Avaler : ce verbe désigne tout d’abord l’idée de descendre, d’aller vers le « val » (cf. l’expression « aller par monts et par vaux », donc des sommets vers la vallée, autrement dit un peu partout). De l’idée de « descendre », avaler est passé à celle de « faire descendre », puis, par restriction sémantique, on en est arrivé à notre sens actuel : « faire descendre un aliment dans le gosier ».
Par le cuerbé : ce juron n’a rien à voir avec le corbeau (latin « corvus »), comme on pourrait le croire. Le « bé » qui termine le mot est une déformation de « Dé » autrement dit de Dieu. Par le cuerbé, c’est donc « par le cœur de Dieu ». De la même manière nous avons « corbleu » (par le corps de Dieu), morbleu (par la mort de Dieu), palsambleu (par le sang de Dieu). Pour ceux qui aiment les gros mots, je les renvoie à la chanson de Brassens « La Ronde des jurons », où en en trouve de toutes les sortes :
Tous les morbleus, tous les ventrebleus,
Les sacrebleus et les cornegidouilles,
Ainsi, parbleu, que les jarnibleus
Et les palsambleus,
Tous les cristis, les ventres saint-gris,
Les par ma barbe et les noms d'une pipe,
Ainsi, pardi, que les sapristis
Et les sacristis,
Sans oublier les jarnicotons,
Les scrogneugneus et les bigree et les bougree,
Les saperlottes, les cré nom de nom,
Les peste, et pouah, diantre, fichtre et foutre,
Tous les Bon Dieu,
Tous les vertudieux,
Tonnerre de Brest et saperlipopette,
Ainsi, pardieu, que les jarnidieux
Et les pasquedieu
Ah Brassens… J’en profite pour signaler que chaque semaine, sur le site de Bertrand Redonnet, on peut lire des extraits du livre qu’il avait consacré autrefois à ce poète-troubadour. Mais qu’on ne vienne pas m’accuser ici de plagier son blogue, comme je l’ai ouï dire. Cornegidouille (juron inventé par Jary dans Ubu Roi), on ne pourrait donc plus parler d’étymologie sans se retrouver avec un procès d’intention sur le dos sous prétexte qu’ailleurs, autrement dit en Pologne (« La scène est en Pologne, c’est-à-dire nulle part » comme disait le même Jary), une connaissance s’amuse également à jouer avec les mots ? « Honni soit qui mal y pense » (comme disait un roi angloy, en parlant, lui, de la jarretière de la mariée).

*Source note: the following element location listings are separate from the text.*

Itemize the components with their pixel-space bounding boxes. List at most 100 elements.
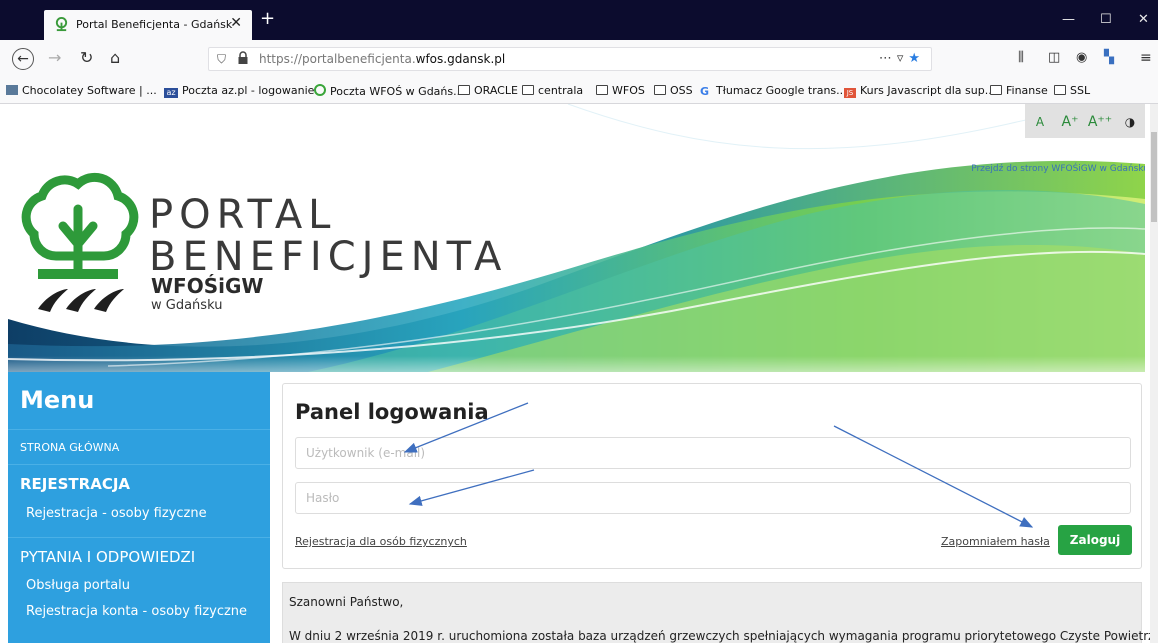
library-icon[interactable]: ⫼	[1018, 50, 1024, 66]
url-domain: wfos.gdansk.pl	[415, 52, 506, 66]
menu-item-home[interactable]: STRONA GŁÓWNA	[20, 441, 119, 454]
menu-divider	[8, 429, 270, 430]
extension-icon[interactable]: ▚	[1104, 50, 1114, 66]
org-city: w Gdańsku	[151, 298, 223, 313]
bookmark-wfos[interactable]: WFOS	[596, 84, 645, 97]
tree-logo-icon	[21, 172, 139, 279]
bookmark-star-icon[interactable]: ★	[908, 51, 925, 66]
page-scrollbar[interactable]	[1150, 104, 1158, 643]
font-medium-button[interactable]: A⁺	[1055, 104, 1085, 138]
sidebar-icon[interactable]: ◫	[1048, 50, 1060, 66]
lock-icon[interactable]	[237, 51, 249, 65]
bookmark-oracle[interactable]: ORACLE	[458, 84, 518, 97]
bookmarks-toolbar: Chocolatey Software | ... az Poczta az.pl…	[0, 78, 1158, 104]
bookmark-google-translate[interactable]: G Tłumacz Google trans...	[700, 84, 847, 97]
bookmark-finanse[interactable]: Finanse	[990, 84, 1048, 97]
bookmark-centrala[interactable]: centrala	[522, 84, 583, 97]
notice-body: W dniu 2 września 2019 r. uruchomiona zo…	[289, 629, 1158, 643]
bookmark-label: OSS	[670, 84, 693, 97]
page-actions: ⋯▿★	[879, 51, 925, 66]
menu-divider	[8, 537, 270, 538]
google-icon: G	[700, 85, 710, 98]
window-close-icon[interactable]: ✕	[1138, 12, 1149, 27]
tab-close-icon[interactable]: ✕	[230, 15, 242, 31]
folder-icon	[596, 85, 608, 95]
page-actions-icon[interactable]: ⋯	[879, 51, 897, 66]
js-icon: JS	[844, 88, 856, 98]
bookmark-poczta-wfos[interactable]: Poczta WFOŚ w Gdańs...	[314, 84, 464, 98]
portal-title: PORTAL BENEFICJENTA	[149, 194, 507, 278]
bookmark-label: centrala	[538, 84, 584, 97]
menu-divider	[8, 464, 270, 465]
font-large-button[interactable]: A⁺⁺	[1085, 104, 1115, 138]
forgot-password-link[interactable]: Zapomniałem hasła	[941, 535, 1050, 548]
pocket-icon[interactable]: ▿	[897, 51, 909, 66]
tree-favicon-icon	[55, 17, 68, 32]
bookmark-oss[interactable]: OSS	[654, 84, 693, 97]
menu-item-faq-portal[interactable]: Obsługa portalu	[26, 578, 130, 593]
chocolatey-icon	[6, 85, 18, 95]
browser-tab-bar: Portal Beneficjenta - Gdańsk ✕ + — ☐ ✕	[0, 0, 1158, 40]
tab-title: Portal Beneficjenta - Gdańsk	[76, 18, 233, 31]
bookmark-label: WFOS	[612, 84, 645, 97]
menu-item-registration-person[interactable]: Rejestracja - osoby fizyczne	[26, 506, 207, 521]
bookmark-label: Poczta az.pl - logowanie	[182, 84, 315, 97]
font-small-button[interactable]: A	[1025, 104, 1055, 138]
bookmark-label: Chocolatey Software | ...	[22, 84, 157, 97]
email-field[interactable]	[295, 437, 1131, 469]
font-size-controls: A A⁺ A⁺⁺ ◑	[1025, 104, 1145, 138]
header-banner: PORTAL BENEFICJENTA WFOŚiGW w Gdańsku A …	[8, 104, 1145, 372]
bookmark-label: Poczta WFOŚ w Gdańs...	[330, 85, 464, 98]
az-icon: az	[164, 88, 178, 98]
scrollbar-thumb[interactable]	[1151, 132, 1157, 222]
forward-icon[interactable]: →	[48, 50, 61, 66]
bookmark-label: SSL	[1070, 84, 1091, 97]
page-content: PORTAL BENEFICJENTA WFOŚiGW w Gdańsku A …	[8, 104, 1158, 643]
org-name: WFOŚiGW	[151, 274, 264, 298]
wfos-mail-icon	[314, 84, 326, 96]
register-link[interactable]: Rejestracja dla osób fizycznych	[295, 535, 467, 548]
back-icon[interactable]: ←	[12, 48, 34, 70]
reload-icon[interactable]: ↻	[80, 50, 93, 66]
password-field[interactable]	[295, 482, 1131, 514]
bookmark-chocolatey[interactable]: Chocolatey Software | ...	[6, 84, 157, 97]
new-tab-icon[interactable]: +	[260, 10, 275, 28]
login-title: Panel logowania	[295, 400, 489, 424]
tracking-shield-icon[interactable]: ⛉	[217, 52, 226, 67]
url-prefix: https://portalbeneficjenta.	[259, 52, 416, 66]
maximize-icon[interactable]: ☐	[1100, 12, 1112, 27]
portal-title-line2: BENEFICJENTA	[149, 234, 508, 280]
address-bar[interactable]: ⛉ https://portalbeneficjenta.wfos.gdansk…	[208, 47, 932, 71]
folder-icon	[522, 85, 534, 95]
menu-section-faq: PYTANIA I ODPOWIEDZI	[20, 548, 196, 566]
account-icon[interactable]: ◉	[1076, 50, 1087, 66]
login-button[interactable]: Zaloguj	[1058, 525, 1132, 555]
home-icon[interactable]: ⌂	[110, 50, 120, 66]
folder-icon	[458, 85, 470, 95]
menu-item-faq-account[interactable]: Rejestracja konta - osoby fizyczne	[26, 604, 247, 619]
bookmark-ssl[interactable]: SSL	[1054, 84, 1090, 97]
notice-box: Szanowni Państwo, W dniu 2 września 2019…	[282, 582, 1158, 643]
folder-icon	[990, 85, 1002, 95]
sidebar-menu: Menu STRONA GŁÓWNA REJESTRACJA Rejestrac…	[8, 372, 270, 643]
browser-nav-bar: ← → ↻ ⌂ ⛉ https://portalbeneficjenta.wfo…	[0, 40, 1158, 78]
menu-hamburger-icon[interactable]: ≡	[1140, 50, 1152, 66]
wfos-site-link[interactable]: Przejdź do strony WFOŚiGW w Gdańsku	[971, 164, 1145, 174]
swoosh-logo-icon	[38, 289, 124, 312]
bookmark-kurs-js[interactable]: JS Kurs Javascript dla sup...	[844, 84, 995, 98]
portal-title-line1: PORTAL	[149, 192, 337, 238]
minimize-icon[interactable]: —	[1062, 12, 1075, 27]
login-panel: Panel logowania Rejestracja dla osób fiz…	[282, 383, 1142, 569]
menu-section-registration: REJESTRACJA	[20, 475, 131, 493]
notice-greeting: Szanowni Państwo,	[289, 595, 404, 609]
folder-icon	[1054, 85, 1066, 95]
bookmark-poczta-az[interactable]: az Poczta az.pl - logowanie	[164, 84, 314, 98]
bookmark-label: ORACLE	[474, 84, 518, 97]
browser-tab[interactable]: Portal Beneficjenta - Gdańsk ✕	[44, 10, 252, 40]
url-text: https://portalbeneficjenta.wfos.gdansk.p…	[259, 52, 505, 66]
bookmark-label: Finanse	[1006, 84, 1048, 97]
bookmark-label: Tłumacz Google trans...	[716, 84, 847, 97]
contrast-icon[interactable]: ◑	[1115, 104, 1145, 138]
menu-title: Menu	[20, 386, 95, 414]
bookmark-label: Kurs Javascript dla sup...	[860, 84, 996, 97]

Puisque nous évoquions plus haut le corbeau, parlons-en. Le mot vient de « corbiaus » et est issu du latin populaire corbellus. Celui-ci est un diminutif de corbus, lequel avait donné de son côté « corp » au singulier et cors au pluriel, mais ce terme a finalement disparu au profit de notre corbeau, sans doute pour éviter la confusion avec « corps » ou « cor ».
Corbus lui-même était issu du latin classique corvus.
Le sens a évolué. Ainsi, par analogie avec le bec de l’oiseau, le mot corbeau a désigné en architecture une grosse pierre en saillie et qui sert à soutenir une partie qui dépasse (« encorbellement»). Il faut attendre la XIXe siècle pour voir le mot corbeau prendre différents sens négatifs (liés à la couleur noire de l’oiseau) et désigner tantôt un prêtre, tantôt un croque-mort, tantôt un homme sans scrupule et finalement un auteur de lettres anonymes.
Gésir : en ancien français, ce verbe signifiait aussi bien « être couché » que « être en couches, accoucher ». On fait là plutôt allusion à la position couchée de la jeune mère, après ses couches, plutôt qu’à la position adoptée pendant l’accouchement proprement dit. En effet, si je me souviens bien de mes lectures, au Moyen Age les femmes accouchaient plutôt debout ou accroupies.
Es canbres la roine : dans la chambre de la reine. On remarquera la construction du complément du nom (ancien génitif) qui pouvait encore se faire sans préposition au début du XIIIe siècle. On disait donc « le cor le conte » et « le fix le conte ».
Oïl : adverbe d’affirmation qui provient de « o » et il (pronom personnel de la troisième personne du singulier). Mais on avait aussi oie (o + ie, c’est-à-dire « je »). En Occitanie, on avait évidemment la forme « oc » (du latin « hoc », cela. Le sens était donc « oui, c’est cela »).